Josh West is a Senior Partner at Analytics Demystified, the leading American digital analytics consultancy. In his work, he focuses primarily on Adobe SiteCatalyst, Test&Target, Google Analytics, and tag management implementation.
He also enjoys custom development, especially in using the APIs of CRM, web, and social analytics tools to solve business problems.
When you get right down to it, data is the basic building block of any company’s digital marketing efforts. Whether it’s processing a transaction online, deploying a tag on your website, or pulling data from your analytics tool into your data lake, your business can only be as good as the data you collect. That’s the reason I try to get the companies I work with to focus on their data - not the vendors they need to send it to or the format in which they want it.
I often work with companies whose data layers contain data that is way more complex than it needs to be. My favorite example is having your developers write your page name logic into your data layer, so that every page has a data layer element written by developers to identify the page. This is a common need for tools like Adobe Analytics - but the problem is, as new pages go live, or you decide you want to change how a particular page is named, you have to go back and have developers make a change. Instead, I encourage my clients to start with the building blocks - page name is usually derived from what type of page it is, what section it’s in, a product name, etc. So why not just ask developers to expose those building blocks, and then rely on your TMS to piece critical elements into a more meaningful whole? Then, if you do have to make a change, you do it in your TMS, outside of development release cycles. Breaking your data down into basic elements lets everyone involved focus on what they know best - your analytics developers can write logic within the TMS without requiring your back-end developers to do the same.
To summarize this point, the data contained in your data layer should represent the data in your internal systems supported by your developers. It does not need to be the data in the state it is when it is sent to your analytics tool. One of the most obvious benefits to a TMS is that it allows you to translate the data into the final state desired by each vendor - but too many companies fail to take advantage of this benefit.
Another thing that makes me cringe is when I find duplicate elements in a data layer, with the only difference being the name of the vendor receiving the data. For example, say that you send both Google Analytics and Facebook your product ID on each product page. Why would you create 2 data elements - “ga_product_id” and “fb_product_id” when a single element called “product_id” would be sufficient? If someone comes along and has to figure out what data is in your data layer, it’s going to be confusing to figure out why 2 data layer elements have the same value but different names. Your data layer should be absolutely clear about what kind of data each element contains - and no more complex than is necessary.
Your data layer taxonomy will make a lot more sense if you identify a set of governing principles around it and then make efforts to maintain those principles.

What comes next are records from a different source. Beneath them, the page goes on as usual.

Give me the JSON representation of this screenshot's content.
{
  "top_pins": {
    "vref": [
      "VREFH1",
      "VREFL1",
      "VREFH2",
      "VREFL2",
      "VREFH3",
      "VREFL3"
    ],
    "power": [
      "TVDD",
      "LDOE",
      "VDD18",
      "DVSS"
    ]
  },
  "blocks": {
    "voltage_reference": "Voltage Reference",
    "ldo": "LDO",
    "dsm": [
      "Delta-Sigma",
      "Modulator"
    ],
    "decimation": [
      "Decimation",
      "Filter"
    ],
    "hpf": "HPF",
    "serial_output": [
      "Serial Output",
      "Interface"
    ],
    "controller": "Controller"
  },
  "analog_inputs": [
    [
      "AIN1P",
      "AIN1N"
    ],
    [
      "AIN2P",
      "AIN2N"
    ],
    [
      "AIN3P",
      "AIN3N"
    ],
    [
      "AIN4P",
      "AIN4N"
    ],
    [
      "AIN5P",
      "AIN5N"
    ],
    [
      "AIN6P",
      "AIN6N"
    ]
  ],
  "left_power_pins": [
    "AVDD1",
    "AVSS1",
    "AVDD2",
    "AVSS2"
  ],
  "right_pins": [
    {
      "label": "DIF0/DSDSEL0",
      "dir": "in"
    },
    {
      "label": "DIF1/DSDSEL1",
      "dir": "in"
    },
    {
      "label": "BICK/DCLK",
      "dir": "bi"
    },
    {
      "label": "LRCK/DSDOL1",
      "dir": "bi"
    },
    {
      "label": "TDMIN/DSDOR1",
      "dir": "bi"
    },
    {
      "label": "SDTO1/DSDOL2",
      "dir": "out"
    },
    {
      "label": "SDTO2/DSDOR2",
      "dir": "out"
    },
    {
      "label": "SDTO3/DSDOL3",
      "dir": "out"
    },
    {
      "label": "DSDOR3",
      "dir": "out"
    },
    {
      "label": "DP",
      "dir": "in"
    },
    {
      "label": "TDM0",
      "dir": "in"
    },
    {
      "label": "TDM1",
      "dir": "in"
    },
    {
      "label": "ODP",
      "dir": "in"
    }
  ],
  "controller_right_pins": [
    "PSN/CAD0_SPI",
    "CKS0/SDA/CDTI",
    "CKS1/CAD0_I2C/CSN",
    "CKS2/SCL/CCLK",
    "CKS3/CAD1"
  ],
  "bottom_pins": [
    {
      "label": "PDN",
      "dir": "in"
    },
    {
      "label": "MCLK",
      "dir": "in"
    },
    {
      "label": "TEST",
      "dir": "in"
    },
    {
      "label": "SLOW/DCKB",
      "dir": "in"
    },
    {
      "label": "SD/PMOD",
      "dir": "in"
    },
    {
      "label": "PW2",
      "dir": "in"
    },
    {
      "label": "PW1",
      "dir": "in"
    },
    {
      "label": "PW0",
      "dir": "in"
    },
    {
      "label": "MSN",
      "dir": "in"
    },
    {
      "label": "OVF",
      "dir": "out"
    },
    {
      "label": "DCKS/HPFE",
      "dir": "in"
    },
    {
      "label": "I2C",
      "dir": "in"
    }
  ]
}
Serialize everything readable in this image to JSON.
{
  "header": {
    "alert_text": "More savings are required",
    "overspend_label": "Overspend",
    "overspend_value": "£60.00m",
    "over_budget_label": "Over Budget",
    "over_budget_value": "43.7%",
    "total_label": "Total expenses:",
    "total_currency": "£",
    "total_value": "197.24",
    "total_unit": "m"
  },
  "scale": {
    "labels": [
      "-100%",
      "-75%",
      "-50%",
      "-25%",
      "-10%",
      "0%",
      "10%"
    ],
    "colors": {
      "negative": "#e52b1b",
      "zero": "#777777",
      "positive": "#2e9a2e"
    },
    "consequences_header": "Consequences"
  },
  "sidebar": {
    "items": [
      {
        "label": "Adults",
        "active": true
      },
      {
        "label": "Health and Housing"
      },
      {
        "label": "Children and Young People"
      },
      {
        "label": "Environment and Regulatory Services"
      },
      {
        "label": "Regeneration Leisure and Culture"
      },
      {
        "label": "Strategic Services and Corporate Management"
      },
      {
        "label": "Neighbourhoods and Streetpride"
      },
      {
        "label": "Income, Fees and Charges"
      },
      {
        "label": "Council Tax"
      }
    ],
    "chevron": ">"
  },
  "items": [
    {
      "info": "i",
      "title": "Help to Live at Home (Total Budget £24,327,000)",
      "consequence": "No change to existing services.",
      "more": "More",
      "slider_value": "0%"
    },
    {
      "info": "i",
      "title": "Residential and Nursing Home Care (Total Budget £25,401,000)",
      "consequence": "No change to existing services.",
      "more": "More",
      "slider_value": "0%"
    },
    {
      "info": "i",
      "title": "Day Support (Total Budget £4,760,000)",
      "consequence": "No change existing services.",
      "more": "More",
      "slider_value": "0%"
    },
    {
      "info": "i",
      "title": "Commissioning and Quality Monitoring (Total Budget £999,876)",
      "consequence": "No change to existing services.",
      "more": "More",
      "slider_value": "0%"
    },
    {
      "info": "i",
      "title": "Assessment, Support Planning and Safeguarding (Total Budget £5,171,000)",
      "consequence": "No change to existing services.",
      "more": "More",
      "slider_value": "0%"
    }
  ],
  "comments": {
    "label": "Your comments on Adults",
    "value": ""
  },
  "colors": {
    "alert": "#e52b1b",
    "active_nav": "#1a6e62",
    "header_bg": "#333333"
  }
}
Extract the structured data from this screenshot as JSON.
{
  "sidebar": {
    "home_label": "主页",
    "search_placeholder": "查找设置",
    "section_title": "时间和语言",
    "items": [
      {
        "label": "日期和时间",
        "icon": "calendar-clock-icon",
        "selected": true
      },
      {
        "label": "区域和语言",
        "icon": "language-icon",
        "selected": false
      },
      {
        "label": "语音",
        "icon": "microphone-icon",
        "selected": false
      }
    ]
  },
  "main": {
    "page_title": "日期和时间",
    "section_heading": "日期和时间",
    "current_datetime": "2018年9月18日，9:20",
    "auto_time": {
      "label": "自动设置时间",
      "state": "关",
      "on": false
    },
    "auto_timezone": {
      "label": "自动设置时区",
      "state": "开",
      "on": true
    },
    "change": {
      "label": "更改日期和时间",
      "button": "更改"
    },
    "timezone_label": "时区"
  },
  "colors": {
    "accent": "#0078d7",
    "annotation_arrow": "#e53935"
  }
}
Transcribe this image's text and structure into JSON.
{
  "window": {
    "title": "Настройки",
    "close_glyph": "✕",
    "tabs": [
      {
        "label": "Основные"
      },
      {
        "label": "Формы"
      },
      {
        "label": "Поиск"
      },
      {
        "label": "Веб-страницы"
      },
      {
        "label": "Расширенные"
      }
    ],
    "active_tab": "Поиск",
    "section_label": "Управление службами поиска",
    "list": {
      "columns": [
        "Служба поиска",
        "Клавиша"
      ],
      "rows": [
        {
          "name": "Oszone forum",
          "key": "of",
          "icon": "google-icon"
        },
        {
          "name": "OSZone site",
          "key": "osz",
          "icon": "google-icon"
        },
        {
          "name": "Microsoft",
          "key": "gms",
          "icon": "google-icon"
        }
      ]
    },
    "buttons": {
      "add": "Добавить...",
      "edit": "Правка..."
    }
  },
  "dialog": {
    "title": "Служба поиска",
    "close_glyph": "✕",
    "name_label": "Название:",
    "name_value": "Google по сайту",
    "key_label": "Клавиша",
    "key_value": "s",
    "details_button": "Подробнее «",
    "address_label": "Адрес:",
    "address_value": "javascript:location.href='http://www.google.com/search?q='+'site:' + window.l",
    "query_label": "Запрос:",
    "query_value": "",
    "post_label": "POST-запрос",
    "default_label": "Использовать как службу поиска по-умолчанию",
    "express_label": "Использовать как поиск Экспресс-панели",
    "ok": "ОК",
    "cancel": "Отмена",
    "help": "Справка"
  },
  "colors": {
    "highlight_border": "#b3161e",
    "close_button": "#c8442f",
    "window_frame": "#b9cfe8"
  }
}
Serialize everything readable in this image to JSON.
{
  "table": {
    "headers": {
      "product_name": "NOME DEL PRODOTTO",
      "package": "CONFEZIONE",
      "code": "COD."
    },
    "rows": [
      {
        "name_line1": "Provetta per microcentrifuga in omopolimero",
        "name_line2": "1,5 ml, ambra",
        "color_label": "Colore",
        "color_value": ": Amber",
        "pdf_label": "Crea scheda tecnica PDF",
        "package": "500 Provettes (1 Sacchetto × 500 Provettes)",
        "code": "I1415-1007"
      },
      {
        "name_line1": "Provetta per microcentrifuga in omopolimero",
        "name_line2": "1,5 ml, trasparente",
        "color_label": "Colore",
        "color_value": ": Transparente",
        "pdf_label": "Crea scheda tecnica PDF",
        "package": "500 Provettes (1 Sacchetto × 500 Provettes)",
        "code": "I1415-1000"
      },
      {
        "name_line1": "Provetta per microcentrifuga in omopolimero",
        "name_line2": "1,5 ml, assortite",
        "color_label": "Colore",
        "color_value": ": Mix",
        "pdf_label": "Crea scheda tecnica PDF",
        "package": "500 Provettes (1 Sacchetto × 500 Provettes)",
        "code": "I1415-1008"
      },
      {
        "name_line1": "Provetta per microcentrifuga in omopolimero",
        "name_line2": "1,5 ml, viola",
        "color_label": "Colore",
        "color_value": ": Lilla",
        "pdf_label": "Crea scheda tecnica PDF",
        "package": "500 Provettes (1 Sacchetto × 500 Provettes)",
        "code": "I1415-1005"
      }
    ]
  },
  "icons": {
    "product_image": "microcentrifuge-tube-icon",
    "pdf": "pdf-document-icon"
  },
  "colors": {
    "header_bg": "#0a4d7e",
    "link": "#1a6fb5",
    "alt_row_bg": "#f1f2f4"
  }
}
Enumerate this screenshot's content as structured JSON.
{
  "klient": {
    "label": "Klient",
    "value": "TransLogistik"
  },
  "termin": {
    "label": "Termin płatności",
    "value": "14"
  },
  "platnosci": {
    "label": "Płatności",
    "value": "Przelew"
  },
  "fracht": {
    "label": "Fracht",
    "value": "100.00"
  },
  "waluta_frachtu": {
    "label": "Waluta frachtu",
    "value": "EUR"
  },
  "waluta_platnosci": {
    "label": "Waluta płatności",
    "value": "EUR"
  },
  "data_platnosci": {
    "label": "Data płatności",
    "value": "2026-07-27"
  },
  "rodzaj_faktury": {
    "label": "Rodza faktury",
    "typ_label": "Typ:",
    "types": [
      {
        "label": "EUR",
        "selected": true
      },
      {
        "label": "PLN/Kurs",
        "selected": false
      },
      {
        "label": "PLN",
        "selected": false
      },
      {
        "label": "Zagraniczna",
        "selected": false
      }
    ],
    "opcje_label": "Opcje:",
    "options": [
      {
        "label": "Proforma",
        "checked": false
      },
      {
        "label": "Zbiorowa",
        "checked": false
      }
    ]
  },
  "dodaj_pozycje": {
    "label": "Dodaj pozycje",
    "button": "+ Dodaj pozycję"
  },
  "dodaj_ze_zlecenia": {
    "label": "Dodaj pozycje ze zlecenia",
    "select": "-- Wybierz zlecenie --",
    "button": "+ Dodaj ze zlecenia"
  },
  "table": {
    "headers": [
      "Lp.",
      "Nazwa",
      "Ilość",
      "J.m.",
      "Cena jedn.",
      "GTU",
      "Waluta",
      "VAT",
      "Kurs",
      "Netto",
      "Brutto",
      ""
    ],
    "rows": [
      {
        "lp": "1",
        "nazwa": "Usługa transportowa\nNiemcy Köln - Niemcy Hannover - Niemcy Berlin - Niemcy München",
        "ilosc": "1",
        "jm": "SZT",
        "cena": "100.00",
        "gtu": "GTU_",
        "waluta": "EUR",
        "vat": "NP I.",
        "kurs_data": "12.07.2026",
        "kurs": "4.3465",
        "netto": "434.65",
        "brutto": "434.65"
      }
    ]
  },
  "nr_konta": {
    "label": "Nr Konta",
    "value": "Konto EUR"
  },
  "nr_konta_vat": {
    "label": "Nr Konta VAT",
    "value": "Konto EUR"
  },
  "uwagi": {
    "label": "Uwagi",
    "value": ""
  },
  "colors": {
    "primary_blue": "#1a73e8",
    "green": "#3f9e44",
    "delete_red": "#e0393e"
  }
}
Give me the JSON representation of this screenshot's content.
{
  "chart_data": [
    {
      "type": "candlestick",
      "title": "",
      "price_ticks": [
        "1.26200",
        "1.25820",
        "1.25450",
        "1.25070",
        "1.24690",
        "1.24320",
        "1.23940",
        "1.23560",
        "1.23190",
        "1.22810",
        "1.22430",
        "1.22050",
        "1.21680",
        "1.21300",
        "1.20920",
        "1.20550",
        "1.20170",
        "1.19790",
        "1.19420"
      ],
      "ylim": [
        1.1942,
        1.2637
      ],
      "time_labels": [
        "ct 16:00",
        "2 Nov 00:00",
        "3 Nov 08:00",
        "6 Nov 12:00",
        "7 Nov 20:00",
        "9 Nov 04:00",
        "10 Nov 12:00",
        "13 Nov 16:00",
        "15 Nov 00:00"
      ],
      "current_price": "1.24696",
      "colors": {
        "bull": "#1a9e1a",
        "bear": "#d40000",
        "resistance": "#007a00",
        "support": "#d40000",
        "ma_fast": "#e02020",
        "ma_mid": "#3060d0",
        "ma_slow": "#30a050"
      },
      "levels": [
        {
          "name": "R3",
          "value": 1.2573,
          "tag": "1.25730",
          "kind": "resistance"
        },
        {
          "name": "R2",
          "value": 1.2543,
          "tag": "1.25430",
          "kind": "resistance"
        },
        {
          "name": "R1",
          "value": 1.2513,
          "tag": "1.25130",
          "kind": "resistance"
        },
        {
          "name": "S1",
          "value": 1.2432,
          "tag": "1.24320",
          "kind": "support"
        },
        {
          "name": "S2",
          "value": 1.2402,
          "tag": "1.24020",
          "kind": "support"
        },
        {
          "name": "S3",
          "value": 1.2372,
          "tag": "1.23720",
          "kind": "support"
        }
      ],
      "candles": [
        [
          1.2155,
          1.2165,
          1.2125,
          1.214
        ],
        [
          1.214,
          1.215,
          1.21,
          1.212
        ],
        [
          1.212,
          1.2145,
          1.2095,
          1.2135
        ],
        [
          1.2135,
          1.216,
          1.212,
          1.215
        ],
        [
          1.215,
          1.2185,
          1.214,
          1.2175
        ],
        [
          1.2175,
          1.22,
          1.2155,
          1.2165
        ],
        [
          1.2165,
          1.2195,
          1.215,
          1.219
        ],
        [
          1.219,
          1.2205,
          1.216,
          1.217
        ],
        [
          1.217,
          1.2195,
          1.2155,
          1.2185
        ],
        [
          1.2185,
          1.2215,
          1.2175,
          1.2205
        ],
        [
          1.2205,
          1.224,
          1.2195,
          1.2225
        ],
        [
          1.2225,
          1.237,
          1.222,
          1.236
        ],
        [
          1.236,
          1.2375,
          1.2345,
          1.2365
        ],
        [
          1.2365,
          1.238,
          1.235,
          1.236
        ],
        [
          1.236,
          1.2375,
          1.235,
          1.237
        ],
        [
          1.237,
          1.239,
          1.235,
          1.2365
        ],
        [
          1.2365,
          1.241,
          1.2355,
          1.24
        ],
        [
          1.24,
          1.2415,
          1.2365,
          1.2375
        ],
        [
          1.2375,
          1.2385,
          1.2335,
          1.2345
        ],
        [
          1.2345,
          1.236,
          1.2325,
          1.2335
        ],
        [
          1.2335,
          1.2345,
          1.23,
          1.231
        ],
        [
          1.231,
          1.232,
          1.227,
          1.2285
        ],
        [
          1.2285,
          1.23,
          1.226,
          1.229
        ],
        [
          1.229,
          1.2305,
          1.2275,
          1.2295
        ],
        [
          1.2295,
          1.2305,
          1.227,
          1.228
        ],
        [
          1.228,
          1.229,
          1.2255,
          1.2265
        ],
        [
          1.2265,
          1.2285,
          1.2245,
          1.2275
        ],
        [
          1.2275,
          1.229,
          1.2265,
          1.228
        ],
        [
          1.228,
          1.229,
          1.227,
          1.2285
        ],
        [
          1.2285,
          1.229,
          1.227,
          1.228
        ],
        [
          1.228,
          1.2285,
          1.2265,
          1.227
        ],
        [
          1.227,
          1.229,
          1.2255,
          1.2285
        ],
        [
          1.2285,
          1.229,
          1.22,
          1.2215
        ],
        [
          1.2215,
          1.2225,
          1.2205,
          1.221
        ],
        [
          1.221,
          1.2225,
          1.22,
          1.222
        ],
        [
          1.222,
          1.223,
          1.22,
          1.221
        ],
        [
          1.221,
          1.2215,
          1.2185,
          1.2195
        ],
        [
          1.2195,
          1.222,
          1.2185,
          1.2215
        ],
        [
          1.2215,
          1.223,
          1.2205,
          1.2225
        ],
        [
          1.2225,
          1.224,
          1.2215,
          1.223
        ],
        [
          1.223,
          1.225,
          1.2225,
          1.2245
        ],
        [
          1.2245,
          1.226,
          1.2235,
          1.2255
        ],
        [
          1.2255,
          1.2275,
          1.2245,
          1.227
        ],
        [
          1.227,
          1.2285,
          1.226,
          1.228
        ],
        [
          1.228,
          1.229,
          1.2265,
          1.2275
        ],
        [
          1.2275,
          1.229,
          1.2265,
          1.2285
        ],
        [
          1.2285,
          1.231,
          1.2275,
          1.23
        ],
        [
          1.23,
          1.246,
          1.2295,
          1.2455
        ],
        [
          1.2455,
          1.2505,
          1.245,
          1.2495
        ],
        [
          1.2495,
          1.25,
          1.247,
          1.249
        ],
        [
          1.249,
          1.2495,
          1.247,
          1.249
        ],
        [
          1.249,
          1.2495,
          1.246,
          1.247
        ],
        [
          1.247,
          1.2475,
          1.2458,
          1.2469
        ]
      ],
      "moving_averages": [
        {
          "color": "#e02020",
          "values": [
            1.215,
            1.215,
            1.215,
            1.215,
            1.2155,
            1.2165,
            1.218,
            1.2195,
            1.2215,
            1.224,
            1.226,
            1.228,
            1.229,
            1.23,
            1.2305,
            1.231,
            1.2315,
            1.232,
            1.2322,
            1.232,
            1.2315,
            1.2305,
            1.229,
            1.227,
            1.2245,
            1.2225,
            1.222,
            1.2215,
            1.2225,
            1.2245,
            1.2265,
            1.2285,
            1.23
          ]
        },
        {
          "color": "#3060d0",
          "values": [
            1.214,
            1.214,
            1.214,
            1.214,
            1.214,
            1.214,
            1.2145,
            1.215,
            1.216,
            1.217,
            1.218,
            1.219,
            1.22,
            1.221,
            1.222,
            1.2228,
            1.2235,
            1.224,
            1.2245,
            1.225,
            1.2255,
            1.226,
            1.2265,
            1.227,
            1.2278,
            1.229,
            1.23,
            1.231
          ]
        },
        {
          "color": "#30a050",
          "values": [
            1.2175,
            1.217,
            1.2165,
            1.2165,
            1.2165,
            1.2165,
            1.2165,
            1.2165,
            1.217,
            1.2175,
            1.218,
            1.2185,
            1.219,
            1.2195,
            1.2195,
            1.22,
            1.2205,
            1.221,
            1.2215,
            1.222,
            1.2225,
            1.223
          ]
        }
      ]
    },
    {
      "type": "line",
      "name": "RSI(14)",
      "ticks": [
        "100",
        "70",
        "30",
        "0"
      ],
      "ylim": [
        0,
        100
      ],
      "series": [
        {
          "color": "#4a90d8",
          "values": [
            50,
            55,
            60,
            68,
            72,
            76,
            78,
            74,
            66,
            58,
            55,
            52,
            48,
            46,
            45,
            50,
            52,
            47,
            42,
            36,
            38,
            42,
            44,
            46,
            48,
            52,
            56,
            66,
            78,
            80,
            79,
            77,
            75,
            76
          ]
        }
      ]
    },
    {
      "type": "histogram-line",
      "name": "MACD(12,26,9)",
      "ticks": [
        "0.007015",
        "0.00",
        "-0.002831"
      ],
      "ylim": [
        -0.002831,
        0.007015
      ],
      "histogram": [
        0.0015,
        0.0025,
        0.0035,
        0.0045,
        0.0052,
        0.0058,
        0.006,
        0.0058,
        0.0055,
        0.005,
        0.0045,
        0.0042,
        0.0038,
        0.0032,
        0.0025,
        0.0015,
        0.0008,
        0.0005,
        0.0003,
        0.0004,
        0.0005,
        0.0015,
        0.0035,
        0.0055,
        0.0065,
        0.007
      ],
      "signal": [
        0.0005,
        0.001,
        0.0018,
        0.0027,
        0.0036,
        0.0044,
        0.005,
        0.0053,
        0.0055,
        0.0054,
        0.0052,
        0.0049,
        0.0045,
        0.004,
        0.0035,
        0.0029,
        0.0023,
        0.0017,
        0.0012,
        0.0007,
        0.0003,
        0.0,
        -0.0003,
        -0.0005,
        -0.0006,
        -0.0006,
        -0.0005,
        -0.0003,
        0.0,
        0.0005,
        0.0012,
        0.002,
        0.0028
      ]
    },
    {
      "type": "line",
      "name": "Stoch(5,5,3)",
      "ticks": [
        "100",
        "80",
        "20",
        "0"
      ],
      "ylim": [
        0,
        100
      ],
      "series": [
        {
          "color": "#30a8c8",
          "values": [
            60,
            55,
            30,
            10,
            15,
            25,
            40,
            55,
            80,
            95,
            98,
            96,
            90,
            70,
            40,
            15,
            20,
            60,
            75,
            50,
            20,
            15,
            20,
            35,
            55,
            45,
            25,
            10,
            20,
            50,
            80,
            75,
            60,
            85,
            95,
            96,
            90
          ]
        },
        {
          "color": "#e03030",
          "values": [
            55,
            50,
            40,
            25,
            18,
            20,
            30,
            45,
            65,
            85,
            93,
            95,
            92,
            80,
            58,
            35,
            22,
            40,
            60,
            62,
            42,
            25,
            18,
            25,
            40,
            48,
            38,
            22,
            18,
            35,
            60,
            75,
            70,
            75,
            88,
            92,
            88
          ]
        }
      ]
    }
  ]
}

I tell my clients I’m less interested in whether you use camel-case or underscore separators for multi-word elements (productId and product_id are the same to me) than I am in whether they use the same rules for all their data elements. I also don’t have a strong preference on whether you nest customer data under a “customer” object or prefix a set of data elements with “customer_” - but do it the same way for each different category of data. Consistently apply the rules you set for your data layer, and it will make it easier for anyone that needs to access that data.
Perhaps the most important thing you will do with your data layer is to document it. We create a spreadsheet for each of our clients that we refer to as their “Data Dictionary” to identify the following information about each data element and event that they plan to track:
This data dictionary should be accessible to both developers and analysts within your organization, and it should be easily understood by both groups as well. As your organization experiences turnover, your developers should be able to quickly familiarize themselves with this document and identify whether changes they are making to your website - that might first appear to have no impact on analytics or the data layer - will impact your tracking efforts in any way.
Regardless of how hard you work to build a good data layer and a process to keep it that way, things will go wrong. But some companies refuse to adapt - if a data element breaks, they’ll wait until it can be fixed and live with bad data until that can happen. Or they’ll refuse to make any implementation changes until the data they need is in the data layer. The opposite of a company refusing to adapt is the one that is always bending over backward - too many companies lean on their TMS to paper over their data layer issues until the TMS is so messy and fragile that your implementation collapses on itself.
I always advise my clients to lean on their TMS when they have to - if something breaks, it’s okay to add temporary fixes to keep your data quality high. Just make sure you go back and fix underlying problems and then revert your TMS hacks when they’re no longer needed. Over the long term, you should follow your processes religiously - but you should be flexible enough in the short term to keep getting things done.
I have told many of my clients that “The perfect is the enemy of the good,” because it relates perfectly to the work we do every day. Outside of your first release date (maybe), you’ll never have a perfect data layer, TMS, or analytics implementation. But you can make it a little better every day, and that should be your goal. Build a data layer based on consistent, logical building blocks - but know that sometimes you’ll have to make some short-term tradeoffs to keep moving in the direction of your long-term goals.